国・地域別でみると、欧州が依然としてESG債市場をリードしている。一方、東アジアの市場もかなり成長しており、2022年の発行額はグリーンボンドでは中国が2位、ソーシャルボンドでは韓国が2位だった。

日本のESG債の発行量も2020年からの2年間で2倍に増加。2023年上半期の発行額は180億ドルと非常に強い伸びを示している。これは世界のESG債発行額の3~4%に相当する。

トランジションボンドについては、日本と中国が大きな発行体だ。
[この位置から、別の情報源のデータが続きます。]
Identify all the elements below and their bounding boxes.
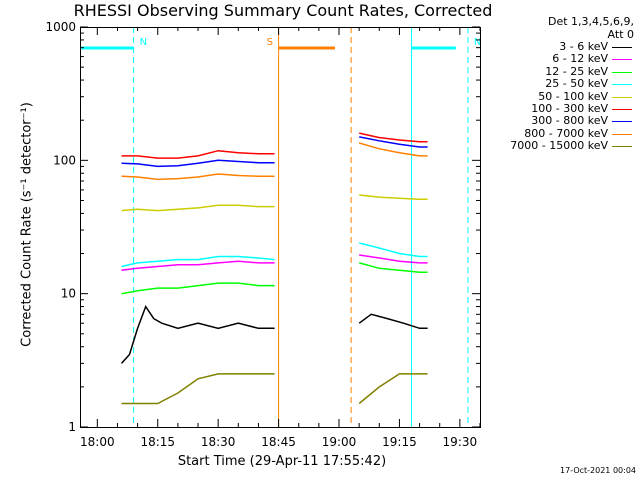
legend-label: 25 - 50 keV bbox=[545, 77, 608, 91]
series-line-5 bbox=[121, 204, 275, 212]
legend-label: 100 - 300 keV bbox=[531, 101, 608, 115]
legend-entry: 100 - 300 keV bbox=[480, 101, 636, 115]
series-line-7 bbox=[359, 136, 428, 148]
series-line-2 bbox=[121, 260, 275, 271]
legend-swatch bbox=[612, 47, 632, 48]
y-tick-label: 10 bbox=[61, 287, 76, 301]
legend-swatch bbox=[612, 146, 632, 148]
legend-swatch bbox=[612, 133, 632, 135]
x-tick-label: 19:30 bbox=[443, 435, 478, 449]
series-line-1 bbox=[358, 313, 428, 330]
series-line-3 bbox=[121, 282, 275, 295]
legend-swatch bbox=[612, 59, 632, 61]
x-tick-label: 18:30 bbox=[201, 435, 236, 449]
legend-label: 3 - 6 keV bbox=[559, 40, 608, 53]
legend-entry: 3 - 6 keV bbox=[480, 41, 636, 53]
series-line-2 bbox=[359, 254, 428, 264]
series-line-5 bbox=[359, 194, 428, 201]
plot-frame bbox=[80, 27, 481, 428]
legend-label: 300 - 800 keV bbox=[531, 114, 608, 128]
series-line-9 bbox=[358, 373, 428, 405]
series-line-4 bbox=[121, 255, 275, 268]
legend-swatch bbox=[612, 84, 632, 86]
detector-note-line-1: Det 1,3,4,5,6,9, bbox=[547, 15, 634, 28]
flag-label: N bbox=[140, 37, 147, 48]
legend-swatch bbox=[612, 121, 632, 123]
legend-entry: 800 - 7000 keV bbox=[480, 126, 636, 140]
legend-entry: 12 - 25 keV bbox=[480, 64, 636, 78]
series-line-1 bbox=[120, 304, 275, 364]
legend-label: 12 - 25 keV bbox=[545, 64, 608, 78]
legend: Det 1,3,4,5,6,9, Att 0 3 - 6 keV 6 - 12 k… bbox=[480, 15, 636, 153]
y-tick-label: 1000 bbox=[45, 20, 76, 34]
x-tick-label: 19:00 bbox=[322, 435, 357, 449]
chart-title: RHESSI Observing Summary Count Rates, Co… bbox=[73, 1, 493, 20]
y-tick-label: 100 bbox=[53, 153, 76, 167]
legend-label: 6 - 12 keV bbox=[552, 52, 608, 66]
series-line-7 bbox=[121, 159, 275, 168]
flag-label: S bbox=[267, 37, 273, 48]
series-line-9 bbox=[121, 373, 275, 405]
legend-swatch bbox=[612, 71, 632, 73]
generated-timestamp: 17-Oct-2021 00:04 bbox=[560, 466, 636, 475]
flag-label: N bbox=[474, 37, 481, 48]
legend-label: 800 - 7000 keV bbox=[524, 126, 608, 140]
y-tick-label: 1 bbox=[68, 420, 76, 434]
legend-entry: 7000 - 15000 keV bbox=[480, 140, 636, 152]
series-line-3 bbox=[359, 262, 428, 273]
legend-swatch bbox=[612, 96, 632, 98]
x-tick-label: 18:45 bbox=[261, 435, 296, 449]
series-line-4 bbox=[359, 242, 428, 258]
legend-label: 50 - 100 keV bbox=[538, 89, 608, 103]
series-line-8 bbox=[358, 142, 428, 157]
series-line-6 bbox=[359, 132, 428, 143]
x-tick-label: 18:00 bbox=[80, 435, 115, 449]
legend-label: 7000 - 15000 keV bbox=[510, 139, 608, 153]
detector-note-line-2: Att 0 bbox=[607, 28, 634, 41]
series-line-8 bbox=[121, 173, 275, 181]
legend-entry: 50 - 100 keV bbox=[480, 89, 636, 103]
x-tick-label: 18:15 bbox=[140, 435, 175, 449]
x-axis-label: Start Time (29-Apr-11 17:55:42) bbox=[177, 454, 387, 469]
legend-entry: 6 - 12 keV bbox=[480, 53, 636, 65]
x-tick-label: 19:15 bbox=[382, 435, 417, 449]
y-axis-label: Corrected Count Rate (s⁻¹ detector⁻¹) bbox=[19, 102, 35, 347]
legend-swatch bbox=[612, 108, 632, 110]
series-line-6 bbox=[121, 149, 275, 159]
legend-entry: 25 - 50 keV bbox=[480, 78, 636, 90]
legend-entry: 300 - 800 keV bbox=[480, 115, 636, 127]
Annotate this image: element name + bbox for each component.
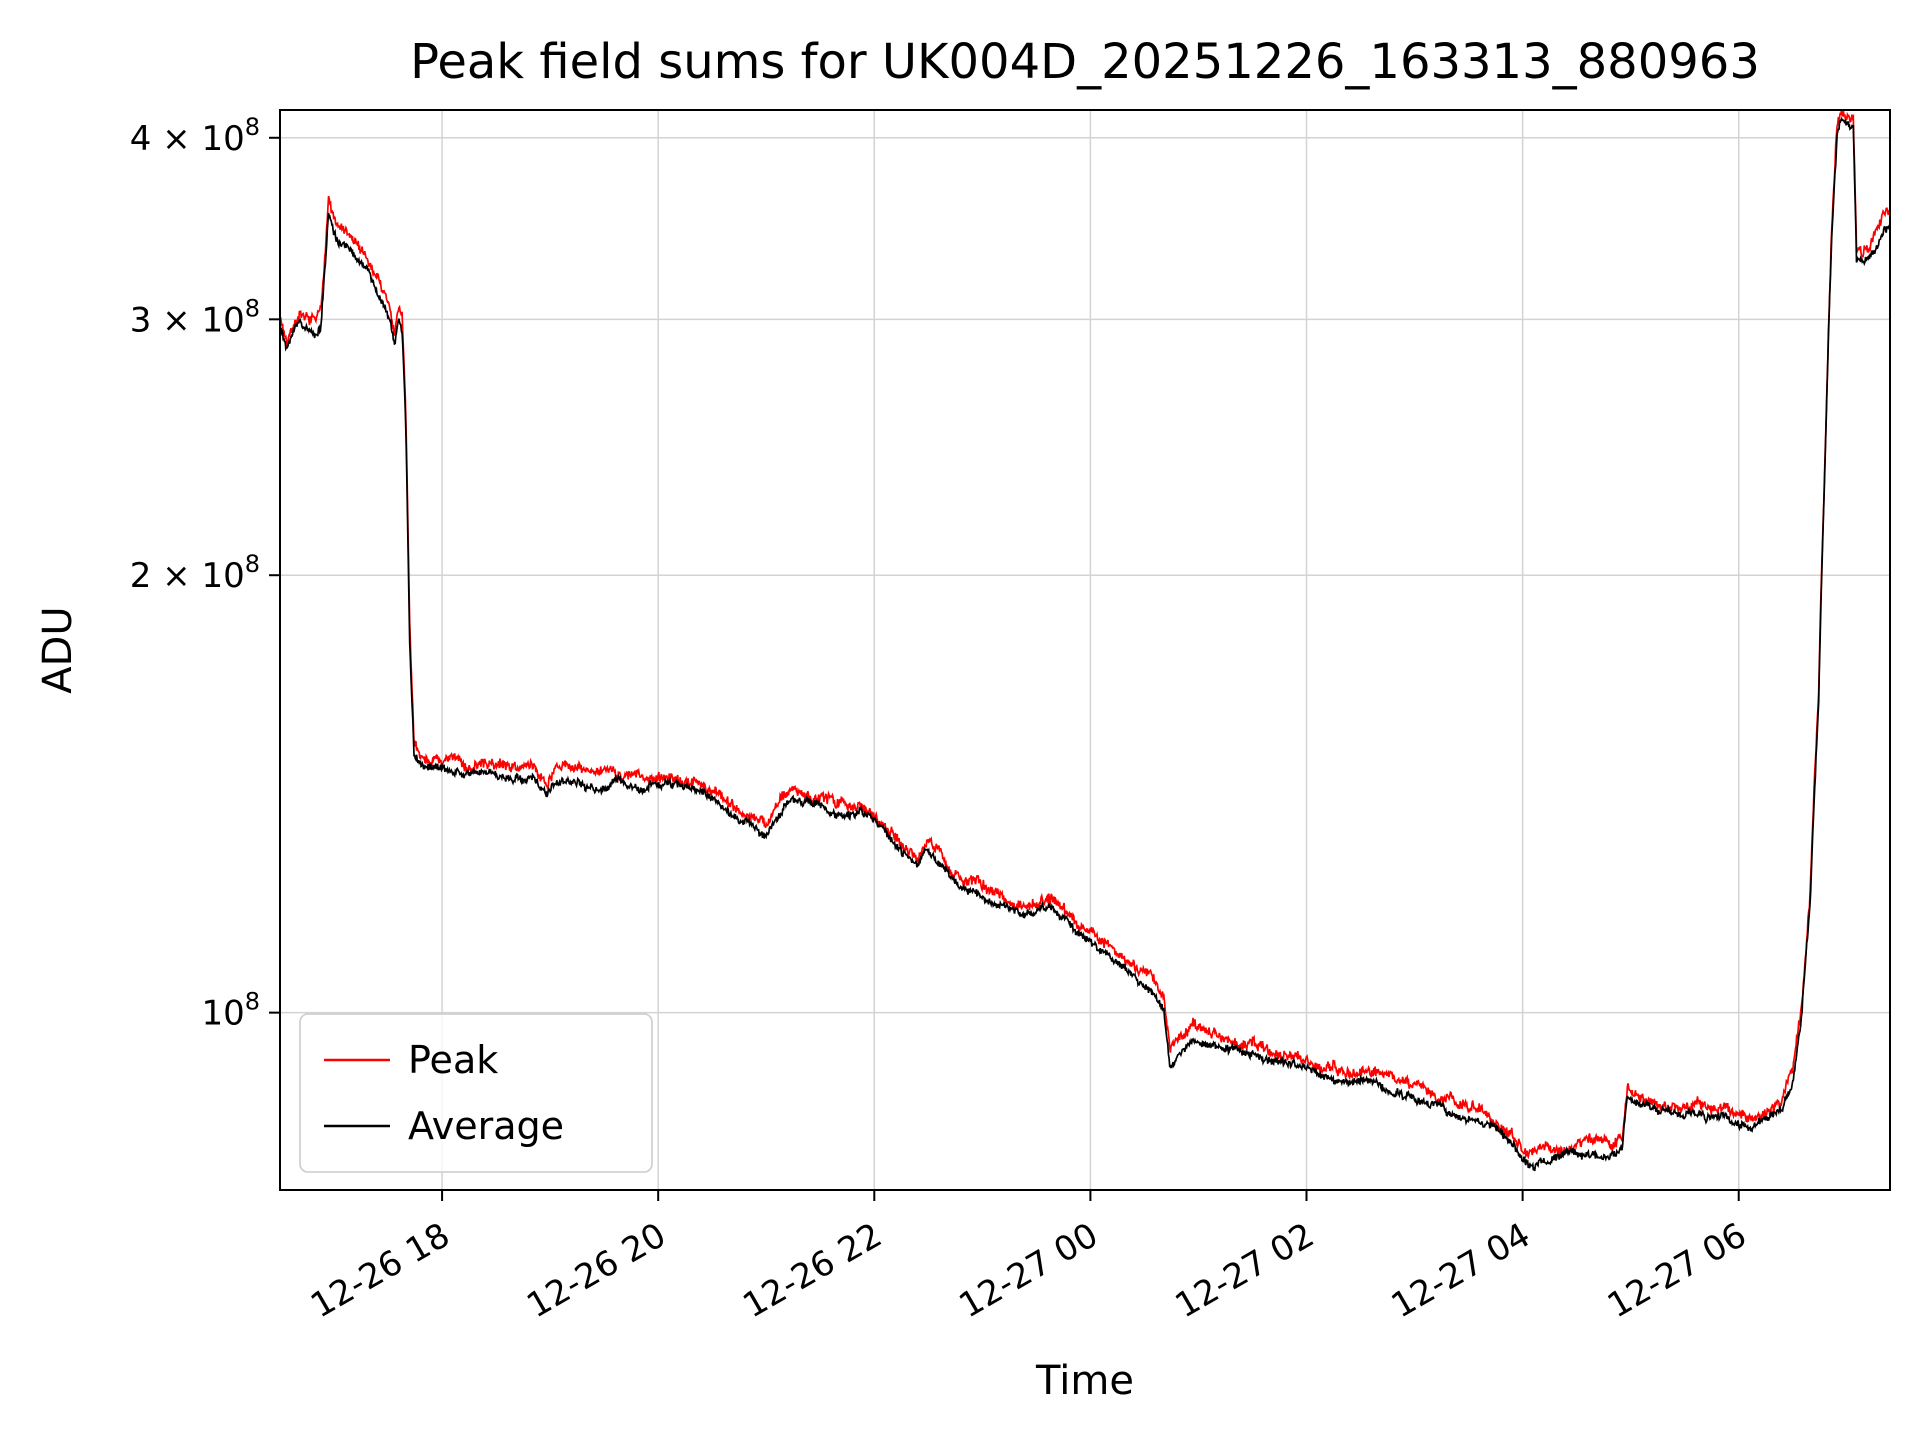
y-tick-label: 108 xyxy=(201,988,260,1034)
series-average-line xyxy=(280,116,1890,1172)
y-axis-label: ADU xyxy=(35,606,81,694)
series-peak-line xyxy=(280,110,1890,1160)
y-tick-label: 2 × 108 xyxy=(130,550,260,596)
chart-title: Peak field sums for UK004D_20251226_1633… xyxy=(410,34,1760,90)
x-axis-label: Time xyxy=(1036,1358,1134,1404)
legend-label-peak: Peak xyxy=(408,1038,498,1082)
y-tick-label: 4 × 108 xyxy=(130,113,260,159)
legend-box xyxy=(299,1013,653,1173)
series-group xyxy=(280,110,1890,1172)
axes-spines xyxy=(279,109,1891,1191)
legend-label-average: Average xyxy=(408,1104,564,1148)
axes-background xyxy=(280,110,1890,1190)
y-tick-label: 3 × 108 xyxy=(130,294,260,340)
世界のESG債のうちのトランジションボンドは1%程度だが、アジアのESG債ではその割合は1.7%と相対的に高いのが特徴だ。

2023年の世界のESG債発行量は2022年よりも増加し、9,000~10,000億ドル程度になる見込だ。とりわけグリーンボンドが市場拡大のドライバーになり、ESG債の発行量の約60%を占めるだろう。

「発行体の戦略」と「金融商品としてのインパクト」の2つの基準で選定

米国を中心とした反ESGの潮流をどう見ているか。

ブヴィエ 現在、何を「グリーンボンド」「サステナビリティボンド」と呼ぶのか明確な定義は定められておらず、発行体が各自で決めている。反ESGの動きは、米国の政治的背景との結びつきが強いとみているが、サステナブルファイナンスの透明性を高めるよいプレッシャーになるのではないか。

ウォッシングの防止に向けて、アセットマネージャーは格付けなど分析手法を確立する必要があるだろう。

オストラム・アセット・マネジメントのESG債の位置づけや取り組みについて聞かせてください。

ムリー オストラム・アセット・マネジメントは、債券・保険運用で35年以上の実績を有し、ESG債は300億ユーロを運用している。

その中で、ESG債のカテゴリーごとに独自の分析グリッドを用いた格付け手法を開発した。格付けは2つの基準に基づいている。1つは発行体の戦略だ。例えば、グリーンボンドならば企業全体の気候変動戦略の野心度を評価し、グリーンボンドがその戦略にどの程度適合しているかを分析する。

もう1つは金融商品としての透明性・一貫性を含むインパクトで、ここでは資金使途の透明性について独自の分析ツールに基づいて体系的にマッピングしている。「ダークグリーンか、ライトグリーンか」といったプロジェクトの重要性や、その選定プロセスに焦点を当てるほか、インパクトレポートやアロケーションレポートを分析し、数字だけでなくインパクトの測定方法を分析したり、発行体が公開するレポートに基づいて資金使途をモニタリングしたりしている。

ブヴィエ オストラム・アセット・マネジメントは、2022年にICMA(国際資本市場協会)に参画した。また、サステナビリティに関するワーキンググループに参加するなど、ESG債市場のエコシステム構築に積極的な点も強調したい。

日本の機関投資家へのメッセージを。

ムリー 脱炭素化をはじめとしたサステナビリティの取り組みは、欧州が世界をリードしている。当社は、「エネルギー転換を加速させることが資産運用会社の役割」との考えのもと、ESG債投資において先進的な運用手法を実践してきた。実績ある当社の運用を日本でもぜひ提供していきたい。